Sonrasında çocıklar yemeklerini yediler. Biz masaya oturmuştuk ve çocuklar televizyon izliyordu. Birden Patrick'in çığlık sesiyle irkildik. Korkuyla yerimden kalktım. Mike benden hızlıydı. İçeriye girdiğimizde oldukça büyük televizyon ekranındaki korku filmini farkettik. Carl gözlerini kapatmıştı. Patrick ağlıyordu. Ashley en büyük olarak televizyonu kapatmaya çalışıyordu. Ama kumandayı bulamamıştı. Gülünecek bir hâlde olmalarına rağmen ben Patrick'i kucağıma aldım. Ve Carl'ın da elinden tuttum. Mike'ta Ashley'i getirdi. Yine masaya oturmuştuk. Yetişkinler olarak onların hâline gülerken Patrick kafasını omzuma gömmüştü. Yemek yedikten sonra Maria geldi. Masayı toplarken bir yandan da:
"David bahçeyi sizin için hazırladı efendim..."
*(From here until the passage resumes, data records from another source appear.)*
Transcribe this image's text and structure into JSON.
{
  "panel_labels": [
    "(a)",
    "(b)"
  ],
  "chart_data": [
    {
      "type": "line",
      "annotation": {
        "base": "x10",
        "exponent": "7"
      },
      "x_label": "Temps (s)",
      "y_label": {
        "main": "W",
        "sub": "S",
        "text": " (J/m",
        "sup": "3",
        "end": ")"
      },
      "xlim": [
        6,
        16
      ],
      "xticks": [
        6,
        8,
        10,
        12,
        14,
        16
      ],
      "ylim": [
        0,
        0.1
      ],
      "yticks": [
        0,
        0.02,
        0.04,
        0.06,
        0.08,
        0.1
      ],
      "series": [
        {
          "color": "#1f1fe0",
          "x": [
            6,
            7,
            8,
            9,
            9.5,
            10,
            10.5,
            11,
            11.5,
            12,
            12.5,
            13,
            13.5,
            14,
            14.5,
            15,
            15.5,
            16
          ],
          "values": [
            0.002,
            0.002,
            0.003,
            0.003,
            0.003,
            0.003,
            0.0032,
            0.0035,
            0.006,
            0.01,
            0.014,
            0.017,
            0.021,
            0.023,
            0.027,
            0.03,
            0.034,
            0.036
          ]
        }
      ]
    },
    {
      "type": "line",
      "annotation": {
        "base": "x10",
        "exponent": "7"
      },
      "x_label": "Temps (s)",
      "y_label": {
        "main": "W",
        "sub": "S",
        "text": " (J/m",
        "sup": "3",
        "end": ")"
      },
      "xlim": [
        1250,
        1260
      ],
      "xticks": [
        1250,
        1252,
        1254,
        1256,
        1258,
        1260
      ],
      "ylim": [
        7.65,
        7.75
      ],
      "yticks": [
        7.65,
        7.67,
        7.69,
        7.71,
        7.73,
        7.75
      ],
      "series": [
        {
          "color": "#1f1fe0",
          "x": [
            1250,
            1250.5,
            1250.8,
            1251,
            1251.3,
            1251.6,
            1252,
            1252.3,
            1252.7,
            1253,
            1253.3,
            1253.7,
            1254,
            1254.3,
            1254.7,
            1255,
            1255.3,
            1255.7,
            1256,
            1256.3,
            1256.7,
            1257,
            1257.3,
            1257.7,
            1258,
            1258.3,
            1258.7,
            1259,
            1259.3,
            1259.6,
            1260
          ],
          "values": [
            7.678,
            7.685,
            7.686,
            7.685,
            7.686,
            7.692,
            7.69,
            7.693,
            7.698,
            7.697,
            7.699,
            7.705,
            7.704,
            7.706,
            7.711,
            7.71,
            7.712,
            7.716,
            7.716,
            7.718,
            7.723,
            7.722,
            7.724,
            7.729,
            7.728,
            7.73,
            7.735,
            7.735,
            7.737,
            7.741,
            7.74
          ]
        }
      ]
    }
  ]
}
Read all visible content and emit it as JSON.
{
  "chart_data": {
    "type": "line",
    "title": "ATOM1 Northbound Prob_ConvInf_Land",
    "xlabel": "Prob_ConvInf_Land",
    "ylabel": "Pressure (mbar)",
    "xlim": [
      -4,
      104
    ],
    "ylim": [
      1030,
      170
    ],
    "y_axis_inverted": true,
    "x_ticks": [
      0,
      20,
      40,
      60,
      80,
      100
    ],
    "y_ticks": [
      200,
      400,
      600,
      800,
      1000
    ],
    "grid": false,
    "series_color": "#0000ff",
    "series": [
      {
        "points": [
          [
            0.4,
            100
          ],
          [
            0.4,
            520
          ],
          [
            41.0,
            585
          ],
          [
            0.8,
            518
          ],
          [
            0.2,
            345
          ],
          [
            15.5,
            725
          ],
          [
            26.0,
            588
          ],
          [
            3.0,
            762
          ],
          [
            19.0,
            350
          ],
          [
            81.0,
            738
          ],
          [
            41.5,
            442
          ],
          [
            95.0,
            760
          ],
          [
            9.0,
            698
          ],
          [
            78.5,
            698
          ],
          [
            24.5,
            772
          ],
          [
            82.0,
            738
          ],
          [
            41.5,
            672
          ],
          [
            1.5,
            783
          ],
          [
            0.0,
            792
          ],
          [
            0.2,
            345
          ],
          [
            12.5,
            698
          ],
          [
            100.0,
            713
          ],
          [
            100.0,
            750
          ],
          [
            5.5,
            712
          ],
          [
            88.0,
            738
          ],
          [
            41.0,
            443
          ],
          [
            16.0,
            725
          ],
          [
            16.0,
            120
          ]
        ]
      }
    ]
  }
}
"Sağol Maria, burayı bitirdikten sonra gidip dinlenebilirsin tatlım" dedi Diana. Bizde bahçeye çıktık. Alçak bir sehpa üzerine minik atıştırmalıklar ve içecekler vardı. Etrafına da minderler koyulmuştu. Biz sohpet ederken. Süper üçlü olan Carl, Patrick ve Ashley de çimlerin üzerinde oynuyorlardı. Saat 23:14 te üzülerek ayrılmak zorunda kaldık.
"Saat çok geç oldu tatlım"
"Ah evet çok hızlı geçti umarım sizi iyi ağırlamışızdır."
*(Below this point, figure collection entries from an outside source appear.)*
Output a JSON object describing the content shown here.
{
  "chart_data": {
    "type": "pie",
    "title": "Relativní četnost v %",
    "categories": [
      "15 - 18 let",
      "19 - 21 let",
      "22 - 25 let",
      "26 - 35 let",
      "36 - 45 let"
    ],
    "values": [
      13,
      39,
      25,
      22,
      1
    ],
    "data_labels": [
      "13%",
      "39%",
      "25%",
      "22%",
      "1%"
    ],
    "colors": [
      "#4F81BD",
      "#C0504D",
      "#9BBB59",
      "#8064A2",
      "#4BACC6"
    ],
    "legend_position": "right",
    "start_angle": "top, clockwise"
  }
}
"Evet tatlım sağol. Bize de gelin olur mu?"
"Tamam canım gelmeye çalışırız."
"Görşürrüüüz:))))"
"Görüşürüz canııııım"
Otoparka girip arabaya bindik ve yola koyulduk. Yolda Mike:
"Siz kadınlar herşeyi ~görüşürüüüüüüüüüüüüüüüzzzz~ gibi uzatmadan duramıyorsunuz değil mi?"
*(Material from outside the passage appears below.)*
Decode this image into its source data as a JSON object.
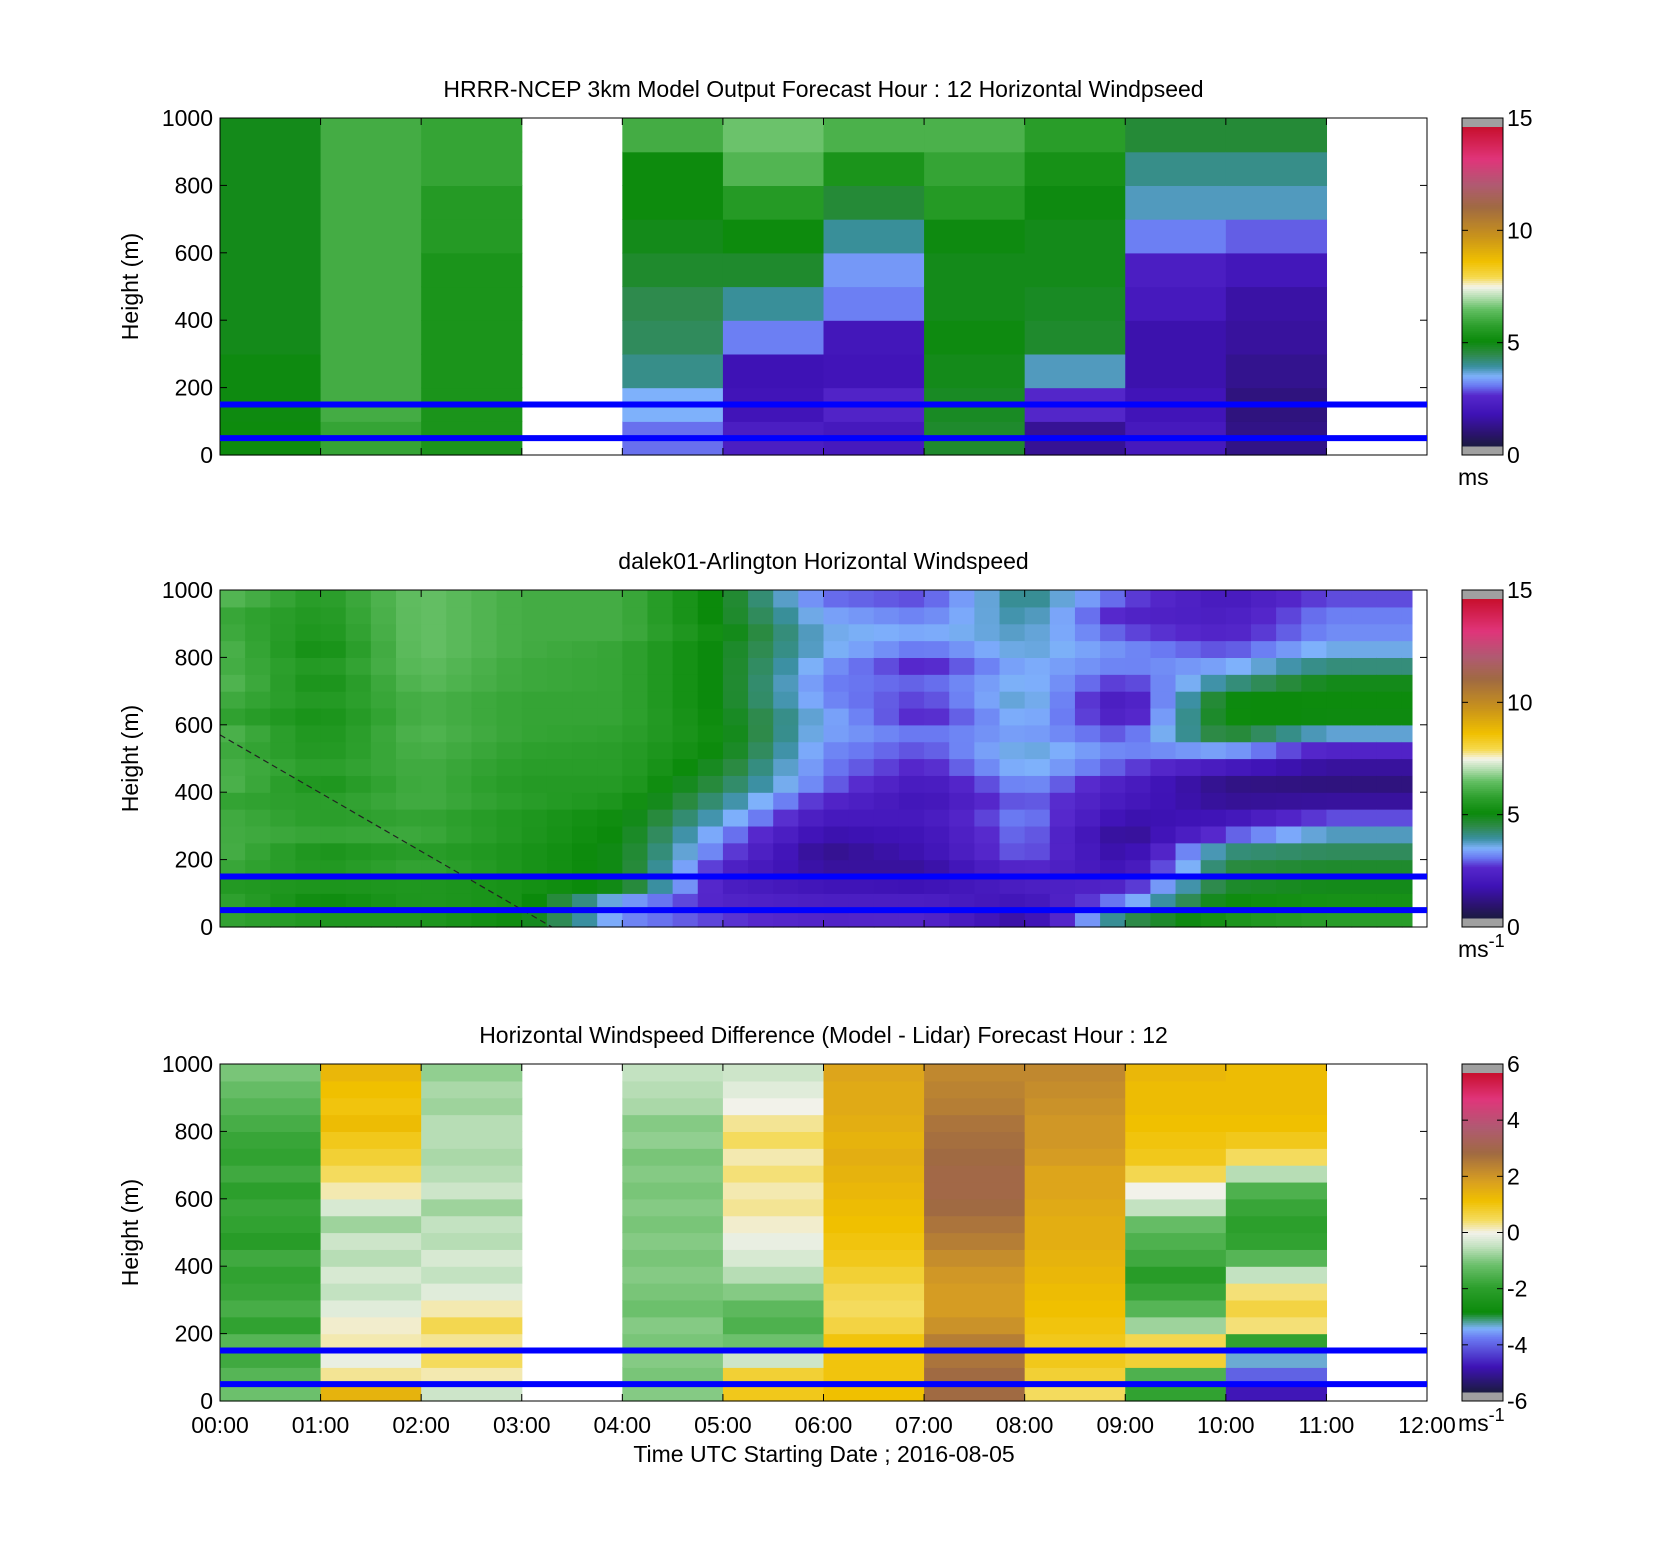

"Noluyor uzatınca bi yerine mi batıyor?" deyince arka koltukta oturan Patrick ve Ashley gülmeye başladılar. Bu sefer Mike bana cevap veremedi. Eve varmıştık. Evin bodrum katının yarısını kaplayan bir garajda 5 araba bulunuyordu. 3tanesi Mike'ın 2 tanesi benim. Arabadan indik. Garajın sonundaki kapı koridora açılıyordu. Saat 00:12 olmasına rağmen Patrick'in kahkahaları tüm evde yankılanıyordu. Son olarak da gidip çocuklara
"Uyku vaktiiıiiiiiiiiiiiiiiii"
diye bağırınca Mike gelip arkamdan sarıldı.
"Yine uzattın" diyerek beni yatağa kadar taşıdı. Çok yorulmuştum. Gözlerimi kapattığım anda uyudum.
_____________________________
Evvet sevgili okuyucularım 3yıl 5yıl aralıklarla gitmemden sıkılmış olabilirsiniz telafi bölümü için tam 728 kelimelik yazdım.